Monocyclopentadienyl vanadium chlorides include CpVCl_{3} and the diamagnetic CpVOCl_{2}.

===Arene complexes===
Vanadium forms a variety of arene complexes, e.g. with benzene:
VCl_{4} + Al + 2 C_{6}H_{6} → [V(η^{6}-C_{6}H_{6})_{2}]AlCl_{4}
[V(η^{6}-C_{6}H_{6})_{2}]AlCl_{4} + H_{2}O → V(η^{6}-C_{6}H_{6})_{2} + ...
Potassium metal reversibly reduces the product to KV(η^{6}-C_{6}H_{6})_{2}.

===Alkyl and aryl derivatives===
A handful of alkyl and aryl complexes exist. The reactive species V(mesityl)_{3} forms from VCl_{3}:
VCl_{3}(THF)_{3} + 3 LiC_{6}H_{2}-2,4,6-Me_{3} → V(C_{6}H_{2}-2,4,6-Me_{3})_{3}(THF) + 3 LiCl
This species binds CO and, under appropriate conditions, N_{2}. V(mesityl)_{3} adds a fourth mesityl group and the resulting "ate complex" can be oxidized to the vanadium(IV) derivative:
 V(mes)_{3}(THF) + LiMes → Li[V(mes)_{4}]
 Li[V(mes)_{4}] + air → V(mes)_{4}(THF)
The tetrakis(norbornyl) complex is also known.

Vanadium oxytrichloride is a starting material for organovanadium(IV) and organovanadium(V) compounds:
 VOCl_{3} + Li(mes) → Li[VO(mes)_{3}]
 Li[VO(mes)_{3}] + chloranil → VO(mes)_{3}
 VOCl_{3} + ZnPh_{2} → VOPhCl_{2} + "ZnPh(Cl)"
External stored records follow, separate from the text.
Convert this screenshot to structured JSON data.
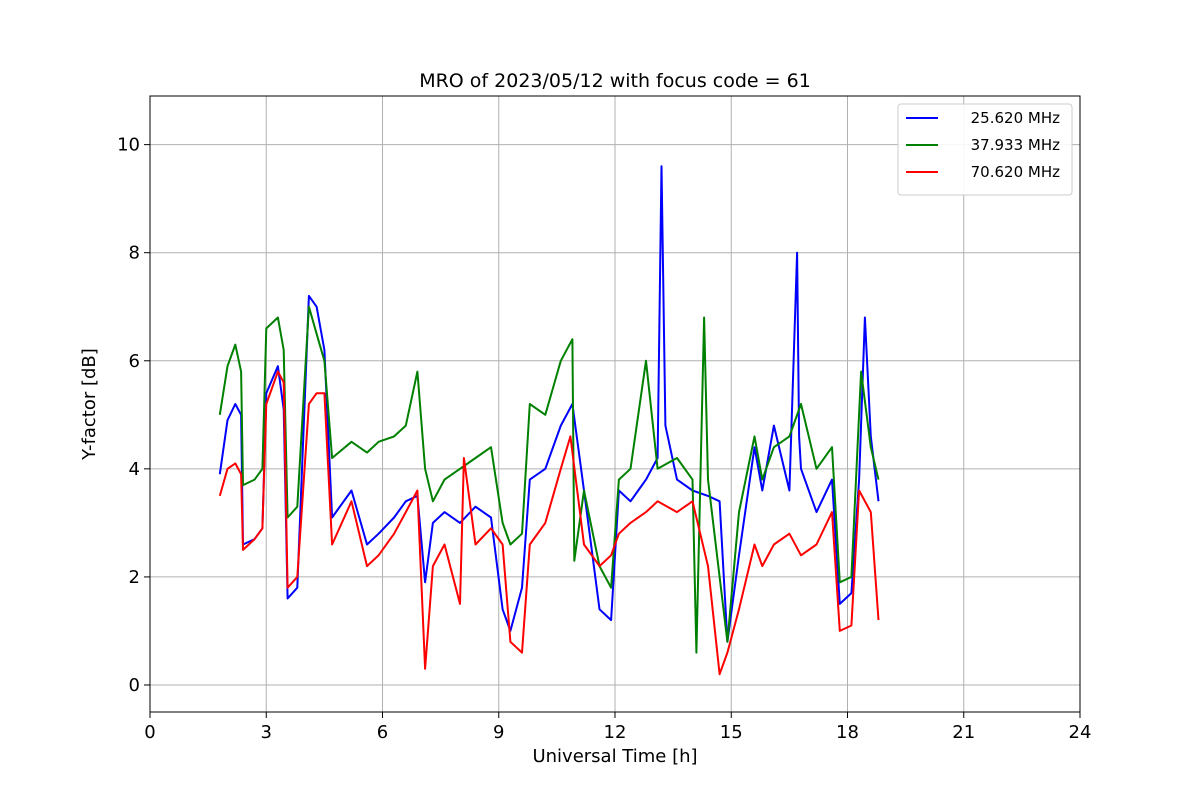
{
  "chart_data": {
    "type": "line",
    "title": "MRO of 2023/05/12 with focus code = 61",
    "xlabel": "Universal Time [h]",
    "ylabel": "Y-factor [dB]",
    "xlim": [
      0,
      24
    ],
    "ylim": [
      -0.5,
      10.9
    ],
    "xticks": [
      0,
      3,
      6,
      9,
      12,
      15,
      18,
      21,
      24
    ],
    "yticks": [
      0,
      2,
      4,
      6,
      8,
      10
    ],
    "grid": true,
    "legend_position": "top-right",
    "series": [
      {
        "name": "25.620 MHz",
        "color": "#0000ff",
        "x": [
          1.8,
          2.0,
          2.2,
          2.35,
          2.4,
          2.7,
          2.9,
          3.0,
          3.3,
          3.45,
          3.55,
          3.8,
          4.1,
          4.3,
          4.5,
          4.7,
          5.2,
          5.6,
          5.9,
          6.3,
          6.6,
          6.9,
          7.1,
          7.3,
          7.6,
          8.0,
          8.4,
          8.8,
          9.1,
          9.3,
          9.6,
          9.8,
          10.2,
          10.6,
          10.9,
          11.2,
          11.6,
          11.9,
          12.1,
          12.4,
          12.8,
          13.1,
          13.2,
          13.3,
          13.6,
          14.0,
          14.4,
          14.7,
          14.9,
          15.2,
          15.6,
          15.8,
          16.1,
          16.5,
          16.7,
          16.75,
          16.8,
          17.2,
          17.6,
          17.8,
          18.1,
          18.3,
          18.45,
          18.6,
          18.8
        ],
        "y": [
          3.9,
          4.9,
          5.2,
          5.0,
          2.6,
          2.7,
          2.9,
          5.4,
          5.9,
          5.1,
          1.6,
          1.8,
          7.2,
          7.0,
          6.2,
          3.1,
          3.6,
          2.6,
          2.8,
          3.1,
          3.4,
          3.5,
          1.9,
          3.0,
          3.2,
          3.0,
          3.3,
          3.1,
          1.4,
          1.0,
          1.8,
          3.8,
          4.0,
          4.8,
          5.2,
          3.6,
          1.4,
          1.2,
          3.6,
          3.4,
          3.8,
          4.2,
          9.6,
          4.8,
          3.8,
          3.6,
          3.5,
          3.4,
          0.8,
          2.4,
          4.4,
          3.6,
          4.8,
          3.6,
          8.0,
          4.6,
          4.0,
          3.2,
          3.8,
          1.5,
          1.7,
          3.8,
          6.8,
          4.6,
          3.4
        ]
      },
      {
        "name": "37.933 MHz",
        "color": "#008000",
        "x": [
          1.8,
          2.0,
          2.2,
          2.35,
          2.4,
          2.7,
          2.9,
          3.0,
          3.3,
          3.45,
          3.55,
          3.8,
          4.1,
          4.3,
          4.5,
          4.7,
          5.2,
          5.6,
          5.9,
          6.3,
          6.6,
          6.9,
          7.1,
          7.3,
          7.6,
          8.0,
          8.4,
          8.8,
          9.1,
          9.3,
          9.6,
          9.8,
          10.2,
          10.6,
          10.9,
          10.95,
          11.2,
          11.6,
          11.9,
          12.1,
          12.4,
          12.8,
          13.1,
          13.6,
          14.0,
          14.1,
          14.3,
          14.4,
          14.7,
          14.9,
          15.2,
          15.6,
          15.8,
          16.1,
          16.5,
          16.8,
          17.2,
          17.6,
          17.8,
          18.1,
          18.35,
          18.6,
          18.8
        ],
        "y": [
          5.0,
          5.9,
          6.3,
          5.8,
          3.7,
          3.8,
          4.0,
          6.6,
          6.8,
          6.2,
          3.1,
          3.3,
          7.0,
          6.5,
          6.0,
          4.2,
          4.5,
          4.3,
          4.5,
          4.6,
          4.8,
          5.8,
          4.0,
          3.4,
          3.8,
          4.0,
          4.2,
          4.4,
          3.0,
          2.6,
          2.8,
          5.2,
          5.0,
          6.0,
          6.4,
          2.3,
          3.6,
          2.2,
          1.8,
          3.8,
          4.0,
          6.0,
          4.0,
          4.2,
          3.8,
          0.6,
          6.8,
          3.8,
          2.0,
          0.8,
          3.2,
          4.6,
          3.8,
          4.4,
          4.6,
          5.2,
          4.0,
          4.4,
          1.9,
          2.0,
          5.8,
          4.4,
          3.8
        ]
      },
      {
        "name": "70.620 MHz",
        "color": "#ff0000",
        "x": [
          1.8,
          2.0,
          2.2,
          2.35,
          2.4,
          2.7,
          2.9,
          3.0,
          3.3,
          3.45,
          3.55,
          3.8,
          4.1,
          4.3,
          4.5,
          4.7,
          5.2,
          5.6,
          5.9,
          6.3,
          6.6,
          6.9,
          7.1,
          7.3,
          7.6,
          8.0,
          8.1,
          8.4,
          8.8,
          9.1,
          9.3,
          9.6,
          9.8,
          10.2,
          10.6,
          10.85,
          11.2,
          11.6,
          11.9,
          12.1,
          12.4,
          12.8,
          13.1,
          13.6,
          14.0,
          14.4,
          14.7,
          14.9,
          15.2,
          15.6,
          15.8,
          16.1,
          16.5,
          16.8,
          17.2,
          17.6,
          17.8,
          18.1,
          18.3,
          18.6,
          18.8
        ],
        "y": [
          3.5,
          4.0,
          4.1,
          3.9,
          2.5,
          2.7,
          2.9,
          5.2,
          5.8,
          5.6,
          1.8,
          2.0,
          5.2,
          5.4,
          5.4,
          2.6,
          3.4,
          2.2,
          2.4,
          2.8,
          3.2,
          3.6,
          0.3,
          2.2,
          2.6,
          1.5,
          4.2,
          2.6,
          2.9,
          2.6,
          0.8,
          0.6,
          2.6,
          3.0,
          4.0,
          4.6,
          2.6,
          2.2,
          2.4,
          2.8,
          3.0,
          3.2,
          3.4,
          3.2,
          3.4,
          2.2,
          0.2,
          0.6,
          1.4,
          2.6,
          2.2,
          2.6,
          2.8,
          2.4,
          2.6,
          3.2,
          1.0,
          1.1,
          3.6,
          3.2,
          1.2
        ]
      }
    ]
  }
}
==Catalysts and reagents==
Well-defined vanadium compounds do not appear as catalysts in any commercial process. However organovanadium species are clearly implicated as catalysts for the production of butadiene-based rubbers. These catalysts are generated in situ by treating soluble coordination complexes such as vanadium(III) acetylacetonate with organoaluminium activators.